As baianas da escola também foram capítulo à parte em meio ao desfile. Vaidosas, vestidas como Oxum, trouxeram até LEDs nas fantasias feitas com requinte e muito luxo. Luxuosa também foi a rainha de bateria Viviane Araújo, há 20 anos na escola. Fantasiada de “Canto da Cidade”, ela homenageou Daniela Mercury para celebrar as festas de Salvador em todas as suas formas.
A escola palmeirense também usou uma “licença poética” permitida pelo regulamento. Desde que sinalizada previamente, uma ala pode desfilar à vontade, sem risco de perder pontos. Foi assim que a Mancha introduziu capoeiristas, cercados por besouros, abrindo espaços no sambódromo e livres para brincar e jogar, não comprometendo a harmonia.
Acadêmicos do Tatuapé
A Acadêmicos do Tatuapé clamou por justiça contra a intolerância em suas múltiplas maneiras, seja na exclusão social ou no preconceito religioso. Cristo crucificado, mulher queimada sobre uma bíblia, tudo foi apresentado como convite à reflexão.
O desfile da Tatuapé começou com a escuridão do caos na comissão de frente, passou pelo “olho por olho, dente por dente”, do Código de Hamurabi, chegando na sequência aos gregos, com alegoria mais iluminada, grandiosa, de 55 metros de comprimento.
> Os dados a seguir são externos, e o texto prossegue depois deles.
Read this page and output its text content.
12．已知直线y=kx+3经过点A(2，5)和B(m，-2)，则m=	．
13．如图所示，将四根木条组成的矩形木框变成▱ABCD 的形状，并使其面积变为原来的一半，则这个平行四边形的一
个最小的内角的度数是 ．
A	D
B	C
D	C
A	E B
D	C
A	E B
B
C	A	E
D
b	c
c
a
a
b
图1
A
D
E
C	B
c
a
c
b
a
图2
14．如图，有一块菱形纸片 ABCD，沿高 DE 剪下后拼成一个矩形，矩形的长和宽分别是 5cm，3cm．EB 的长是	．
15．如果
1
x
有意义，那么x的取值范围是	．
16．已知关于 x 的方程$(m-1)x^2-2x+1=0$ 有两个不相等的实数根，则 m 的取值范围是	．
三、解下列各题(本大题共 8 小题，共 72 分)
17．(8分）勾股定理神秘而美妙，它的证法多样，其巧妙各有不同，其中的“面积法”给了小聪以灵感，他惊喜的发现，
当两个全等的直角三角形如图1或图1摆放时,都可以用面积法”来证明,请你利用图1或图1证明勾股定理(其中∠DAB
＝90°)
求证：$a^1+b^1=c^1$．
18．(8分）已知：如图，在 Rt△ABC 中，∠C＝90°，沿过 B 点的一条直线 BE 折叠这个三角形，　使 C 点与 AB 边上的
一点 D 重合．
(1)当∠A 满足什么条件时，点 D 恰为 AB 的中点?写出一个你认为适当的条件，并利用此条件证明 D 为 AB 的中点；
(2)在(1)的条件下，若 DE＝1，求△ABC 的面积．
A terceira alegoria mostrou um carro com forte crítica social, trazendo riqueza e miséria. Também mostrou a estátua de Artemis, a mesma em frente ao Supremo Tribunal Federal (STF), com uma criança morta e ensanguentada no colo, mostrando que nem os pequenos estão livres de uma violência que, muitas vezes, vem pelas mãos do próprio estado.